Burgundy may be rocking the auction world in Hong Kong and exciting interest in Asia, but its core customers remain closer to home for Berry Bros, explains sales director Jake Dean.

Jake Dean – UK sales director Berry Bros & Rudd

With its 2013 Burgundy offer, Berry Bros. & Rudd has been on a sales drive in Hong Kong. “I often tell my clients that the biggest advantage of buying wine futures is the value for money,” said the firm’s Hong Kong sales director, Adam Bibey, “We have been experts in wine futures for over 30 years and can help budding investors or those who would simply like to lay down some good wine for an occasion in the future.” Berry’s Burgundy buyer, Jasper Morris MW, was also on hand to give advice.

However Britain remains Berry’s key market for the region as sales director, Jake Dean explained. “The majority of our sales are UK-based and very much to traditional followers of Burgundy. I suspect Asia does drive some demand, but unsurprisingly the focus there is more about high-profile producers rather than the core of top Burgundy domains.”

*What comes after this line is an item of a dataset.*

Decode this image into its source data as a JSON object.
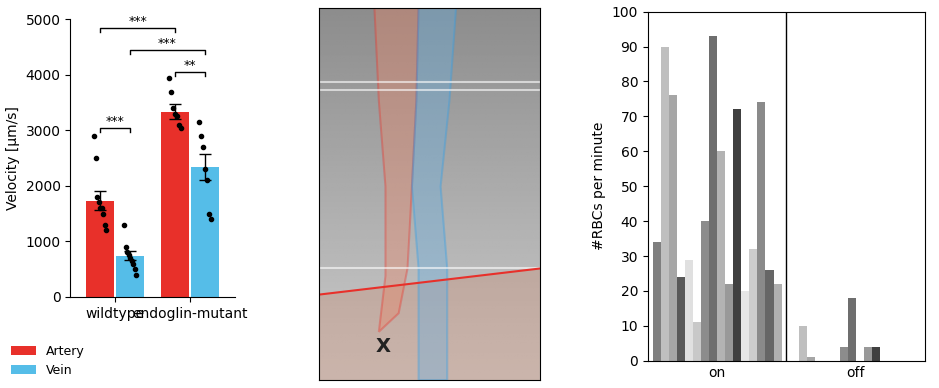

“There has been an increased interest in the investment side and that does affect Burgundy, but people buy it predominantly for drinking purposes,” Dean continued, adding that: “the key for buying en primeur is that you get to secure the stocks that you want as there’s very little secondary market for most Burgundy.” As for Bibey’s value for money argument that has been somewhat shattered by recent Bordeaux campaigns, he insisted it still holds true for Burgundy.

He felt 2013 had been well priced. “My concerns lay with experience of Bordeaux, but Burgundian producers have clearly acknowledged that and I was very pleased to see lower pricing this year.” Despite being a challenging vintage with some producers devastated by hail, he said: “Our offer was upwards of 500 wines this year, and we’ve sold nearly 10,000 cases. It’s an incredible volume on the back of four strong Burgundy campaigns.”

As to whether Bordeaux might follow the sensible pricing of its Burgundian cousin, Dean refused to be drawn. “I would not like to suggest how the Bordelaise think – it’s been increasingly difficult to do so in recent years.”